DEV Community

loading...
Cover image for Detecting social distancing with use of Azure Custom Vision
Stratiteq

Detecting social distancing with use of Azure Custom Vision

Cecilia Rundberg
Cognitive Science student, Summer intern at Stratiteq
・4 min read

I am a student at University of Gothenburg studying Cognitive Science. The last couple of weeks I have spent as a summer intern at Stratiteq and have been working on an AI project about how to detect social distancing with use of drone surveillance.

Nowadays social distancing is important in our society and it sure would be useful to develop autonomous tools for helping us out with keeping the safe distance. In this post I will explain how I trained a custom model and used it for calculating distance between people.

The model was trained with Azure Custom Vision, an AI service which allows easy customisation and training of custom models. It was then tested via a custom-made web page and with JavaScript code. The drone used for this project was DJI Mavic Mini.

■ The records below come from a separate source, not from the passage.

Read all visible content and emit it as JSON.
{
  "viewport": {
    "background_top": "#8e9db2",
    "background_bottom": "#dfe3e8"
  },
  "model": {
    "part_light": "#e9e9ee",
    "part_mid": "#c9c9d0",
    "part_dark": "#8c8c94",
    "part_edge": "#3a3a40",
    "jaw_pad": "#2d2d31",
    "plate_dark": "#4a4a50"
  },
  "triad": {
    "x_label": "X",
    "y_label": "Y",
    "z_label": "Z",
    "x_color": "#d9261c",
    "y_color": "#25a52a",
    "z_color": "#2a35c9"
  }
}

Photo by Stefano Lombardo on Unsplash

The first step is to make sure that the model we are creating in Custom Vision is trained to be able to detect a person and to distinguish one from other appearing objects. To do this we need enough data that can be trained on and to get hold of this we used Aerial Semantic Segmentation Drone Dataset found on Kaggle together with a few test pictures we took with the drone at our Stratiteq after-work event. In total I used 100 pictures for the training.

Kaggle dataset

When uploading a picture, the so far untrained model will point out what it thinks is an object and you will then need to correctly tag it, in this case we will point out and tag all the people in each picture with "person". After doing this the model can be trained and tested. For each iteration you will get a performance measure consisting of precision, recall and mAP, standing for:

  • Precision – the fraction of relevant instances among the retrieved instances
  • Recall – the fraction of the total amount of relevant instances that were retrieved
  • mAP – overall object detector performance across all tags

Training results

A good starting point for creating the custom-made web page is to use Microsoft’s Quickstart: Analyze a remote image using the REST API and JavaScript in Computer Vision. We can easily modify this quick start example for our own calculations.

Beside defining the subscription key and the endpoint URL we need to change the quick start example to use Custom Vision endpoint. These can be seen in the the Custom Vision dashboard under "Prediction URL".

var uriBase = endpoint + "customvision/v3.0/Prediction/…";

We also need to set the custom header “Prediction-Key” for our request.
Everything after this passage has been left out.